There are several instances of sage observation. Where he writes robustly of ascent, he writes perceptively of decline. Here is how he describes the second heart attack of the principal character: "To be a man whose life requires being plugged into machines, multiple machines, in your case interfaces electrical, gaseous, and liquid, is to experience the shock of an unseen network suddenly made physical, as a fly experiences a cobweb."
The affect of the novel also derives from the extensive research Hamid appears to have undertaken but wears lightly in its execution. Indeed, in interviews and at book readings he strenuously denies undertaking research per se - most recently at the Lahore Literature Festival (lahorelitfest.com).
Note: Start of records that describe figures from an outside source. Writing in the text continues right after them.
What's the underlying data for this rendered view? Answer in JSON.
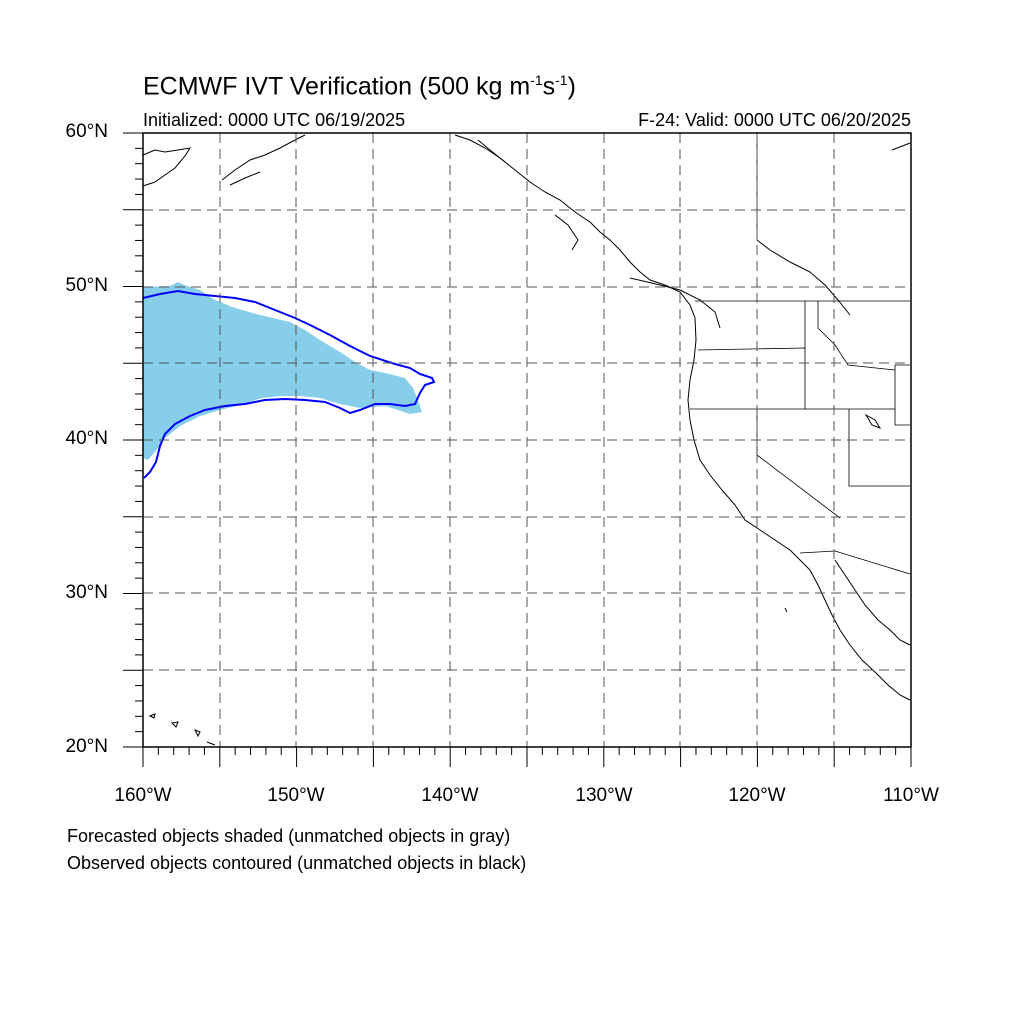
{
  "title": {
    "main": "ECMWF IVT Verification (500 kg m",
    "sup1": "-1",
    "mid": "s",
    "sup2": "-1",
    "end": ")"
  },
  "initialized": "Initialized: 0000 UTC 06/19/2025",
  "valid": "F-24: Valid: 0000 UTC 06/20/2025",
  "lat_labels": [
    "60°N",
    "50°N",
    "40°N",
    "30°N",
    "20°N"
  ],
  "lon_labels": [
    "160°W",
    "150°W",
    "140°W",
    "130°W",
    "120°W",
    "110°W"
  ],
  "notes": [
    "Forecasted objects shaded (unmatched objects in gray)",
    "Observed objects contoured (unmatched objects in black)"
  ],
  "map": {
    "lat_range": [
      20,
      60
    ],
    "lon_range": [
      -160,
      -110
    ],
    "grid_style": "dashed",
    "forecast_fill_color": "#87ceeb",
    "observed_contour_color": "#0000ff",
    "coastline_color": "#000000"
  }
}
He wants to be considered more of a careful listener, an observer of the human condition.
What might leave the reader a little mystified is the end, the import of the last two instalments of the dos. Was Hamid struggling to wrap things up (a publisher's deadline perhaps) or does the - apparent - complexity add up to something philosophically significant, this reader at least was unable to tell? But the story of his "You" dressed up as a self-help book will resonate with and speak, in parts, to many a self-made Pakistani and, given his celebrity, many more across the globe.